The case was raffled to Justice Marlene Gonzales-Sison, Justice Vicente Veloso and
herein respondent Justice Juan Enriquez. Justice Gonzales-Sison was the one who made
the Report as the basis for the Divisions consultation and deliberation which upholds
the decision made by the RTC of Quezon City. Justice Veloso concurred in the Report
made. On the other hand, Justice Enriquez dissented to the Report and made his own
Dissenting Opinion. Justice Enriquez requested for another two (2) Justices to form a
Special Division, Justice Edgardo Cruz and Justice Lucas Bersamin were then included.
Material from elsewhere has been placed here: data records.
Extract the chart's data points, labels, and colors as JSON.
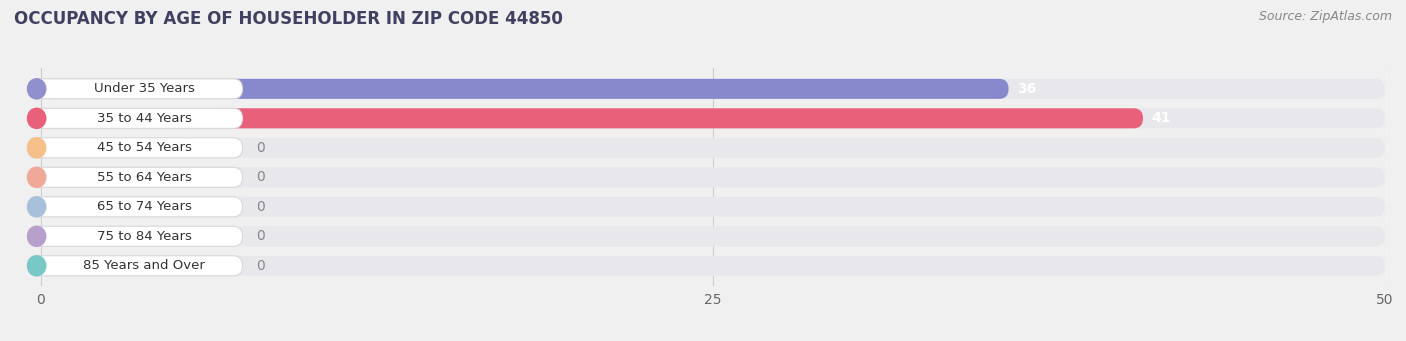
{
  "title": "OCCUPANCY BY AGE OF HOUSEHOLDER IN ZIP CODE 44850",
  "source": "Source: ZipAtlas.com",
  "categories": [
    "Under 35 Years",
    "35 to 44 Years",
    "45 to 54 Years",
    "55 to 64 Years",
    "65 to 74 Years",
    "75 to 84 Years",
    "85 Years and Over"
  ],
  "values": [
    36,
    41,
    0,
    0,
    0,
    0,
    0
  ],
  "bar_colors": [
    "#8888cc",
    "#e8607a",
    "#f5c08a",
    "#f0a898",
    "#a8c0dc",
    "#b8a0cc",
    "#78c8c8"
  ],
  "label_bg_colors": [
    "#9090cc",
    "#e8607a",
    "#f5c08a",
    "#f0a898",
    "#a8c0dc",
    "#b8a0cc",
    "#78c8c8"
  ],
  "xlim_data": [
    0,
    50
  ],
  "xticks": [
    0,
    25,
    50
  ],
  "background_color": "#f0f0f0",
  "bar_bg_color": "#e8e8ec",
  "title_fontsize": 12,
  "source_fontsize": 9,
  "bar_label_fontsize": 10,
  "tick_fontsize": 10,
  "category_fontsize": 9.5
}
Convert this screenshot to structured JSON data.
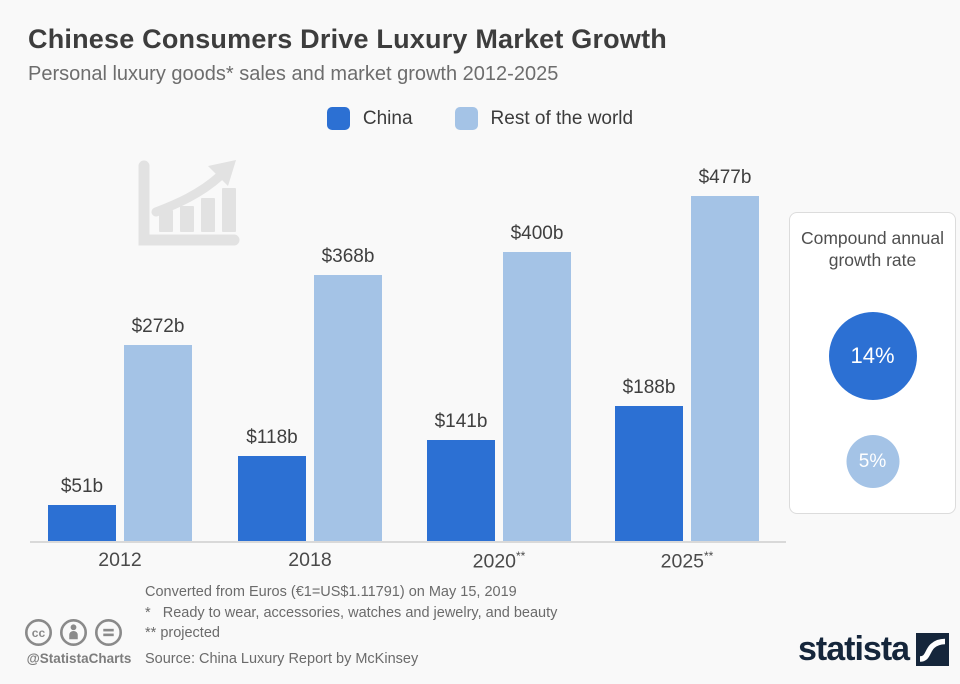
{
  "header": {
    "title": "Chinese Consumers Drive Luxury Market Growth",
    "subtitle": "Personal luxury goods* sales and market growth 2012-2025"
  },
  "legend": {
    "items": [
      {
        "label": "China",
        "color": "#2c70d3"
      },
      {
        "label": "Rest of the world",
        "color": "#a4c3e6"
      }
    ]
  },
  "chart_data": {
    "type": "bar",
    "title": "Personal luxury goods sales and market growth 2012-2025",
    "categories": [
      "2012",
      "2018",
      "2020**",
      "2025**"
    ],
    "series": [
      {
        "name": "China",
        "color": "#2c70d3",
        "values": [
          51,
          118,
          141,
          188
        ],
        "value_labels": [
          "$51b",
          "$118b",
          "$141b",
          "$188b"
        ]
      },
      {
        "name": "Rest of the world",
        "color": "#a4c3e6",
        "values": [
          272,
          368,
          400,
          477
        ],
        "value_labels": [
          "$272b",
          "$368b",
          "$400b",
          "$477b"
        ]
      }
    ],
    "xlabel": "",
    "ylabel": "",
    "ylim": [
      0,
      500
    ],
    "grid": false,
    "legend_position": "top"
  },
  "cagr_panel": {
    "title": "Compound annual growth rate",
    "items": [
      {
        "value": "14%",
        "color": "#2c70d3"
      },
      {
        "value": "5%",
        "color": "#a4c3e6"
      }
    ]
  },
  "footer": {
    "notes": [
      "Converted from Euros (€1=US$1.11791) on May 15, 2019",
      "*   Ready to wear, accessories, watches and jewelry, and beauty",
      "** projected"
    ],
    "source": "Source: China Luxury Report by McKinsey"
  },
  "branding": {
    "handle": "@StatistaCharts",
    "logo_text": "statista",
    "logo_color": "#15263b",
    "license_icons": [
      "cc-icon",
      "attribution-person-icon",
      "equals-icon"
    ]
  },
  "colors": {
    "background": "#f9f9f9",
    "axis": "#d9d9d9",
    "watermark": "#e2e2e2"
  }
}
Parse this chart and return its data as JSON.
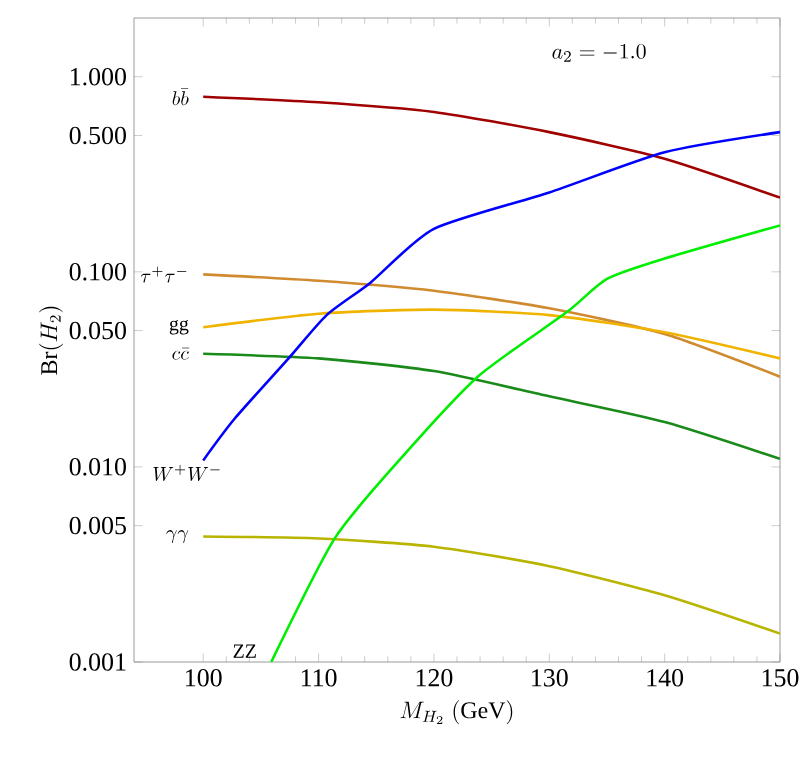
{
  "chart_data": {
    "type": "line",
    "xlabel": "M_{H_2}\\ (\\mathrm{GeV})",
    "ylabel": "\\mathrm{Br}(H_2)",
    "annotations": [
      "a_2 = -1.0"
    ],
    "log": "y",
    "xlim": [
      94,
      150
    ],
    "ylim": [
      0.001,
      2.0
    ],
    "xticks": [
      100,
      110,
      120,
      130,
      140,
      150
    ],
    "yticks": [
      {
        "value": 0.001,
        "label": "0.001"
      },
      {
        "value": 0.005,
        "label": "0.005"
      },
      {
        "value": 0.01,
        "label": "0.010"
      },
      {
        "value": 0.05,
        "label": "0.050"
      },
      {
        "value": 0.1,
        "label": "0.100"
      },
      {
        "value": 0.5,
        "label": "0.500"
      },
      {
        "value": 1,
        "label": "1.000"
      }
    ],
    "grid": false,
    "legend": false,
    "marker": "none",
    "line_style": "solid",
    "series": [
      {
        "name": "b\\bar{b}",
        "color": "#a00000",
        "x": [
          100,
          110,
          120,
          130,
          140,
          150
        ],
        "values": [
          0.79,
          0.74,
          0.66,
          0.52,
          0.38,
          0.24
        ]
      },
      {
        "name": "\\tau^+\\tau^-",
        "color": "#d08a30",
        "x": [
          100,
          110,
          120,
          130,
          140,
          150
        ],
        "values": [
          0.097,
          0.09,
          0.08,
          0.065,
          0.048,
          0.029
        ]
      },
      {
        "name": "\\mathrm{gg}",
        "color": "#f0b400",
        "x": [
          100,
          110,
          120,
          130,
          140,
          150
        ],
        "values": [
          0.052,
          0.061,
          0.064,
          0.06,
          0.049,
          0.036
        ]
      },
      {
        "name": "c\\bar{c}",
        "color": "#1a8a1a",
        "x": [
          100,
          110,
          120,
          130,
          140,
          150
        ],
        "values": [
          0.038,
          0.036,
          0.031,
          0.023,
          0.017,
          0.011
        ]
      },
      {
        "name": "W^+W^-",
        "color": "#0000ff",
        "x": [
          100,
          102.7,
          107.4,
          110.7,
          114.5,
          120,
          130,
          140,
          150
        ],
        "values": [
          0.0108,
          0.0176,
          0.036,
          0.06,
          0.088,
          0.166,
          0.255,
          0.41,
          0.52
        ]
      },
      {
        "name": "\\gamma\\gamma",
        "color": "#b8b400",
        "x": [
          100,
          110,
          120,
          130,
          140,
          150
        ],
        "values": [
          0.0044,
          0.0043,
          0.0039,
          0.0031,
          0.0022,
          0.0014
        ]
      },
      {
        "name": "\\mathrm{ZZ}",
        "color": "#00ee00",
        "x": [
          105.9,
          111.4,
          117.1,
          123.8,
          131.5,
          135,
          140,
          150
        ],
        "values": [
          0.001,
          0.0043,
          0.011,
          0.029,
          0.062,
          0.092,
          0.117,
          0.173
        ]
      }
    ]
  }
}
After the deliberations, the Dissenting Opinion of Justice Enriquez became the majority
opinion. The decision of the RTC of Quezon City was reversed by the decision made by
the Special Division.
Complainant Santiago then filed an administrative complaint against Justice Enriquez
on the ground of gross ignorance of the law, and gross incompetence in connection with
his rendering of alleged unjust judgment in the case of Santiago. Justice Enriquez
contends that it was a mere nuisance and that it was filed prematurely.
ISSUE:
Whether or not there is a valid ground for the filing of an administrative case against
Justice Enriquez
HELD:
The Court has to be shown acts or conduct of the judge clearly indicative of the
arbitrariness or prejudice before the latter can be branded the stigma of being biased
and partial. Thus, unless he is shown to have acted in bad faith or with deliberate intent
to do an injustice, not every error or mistake that a judge commits in the performance of
his duties renders him liable.
The principle of judicial immunity insulates judges, and even Justices of superior
courts, from being held to account criminally, civilly or administratively for an

erroneous decision rendered in good faith. To hold otherwise would render judicial
office untenable. No one called upon to try the facts or interpret the law in the process of
administering justice could be infallible in his judgment.
It bears particular stress in the present case that the filing of charges against a single
member of a division of the appellate court is inappropriate. The Decision was not
rendered by respondent in his individual capacity. It was a product of the consultations
and deliberations by the Special Division of five.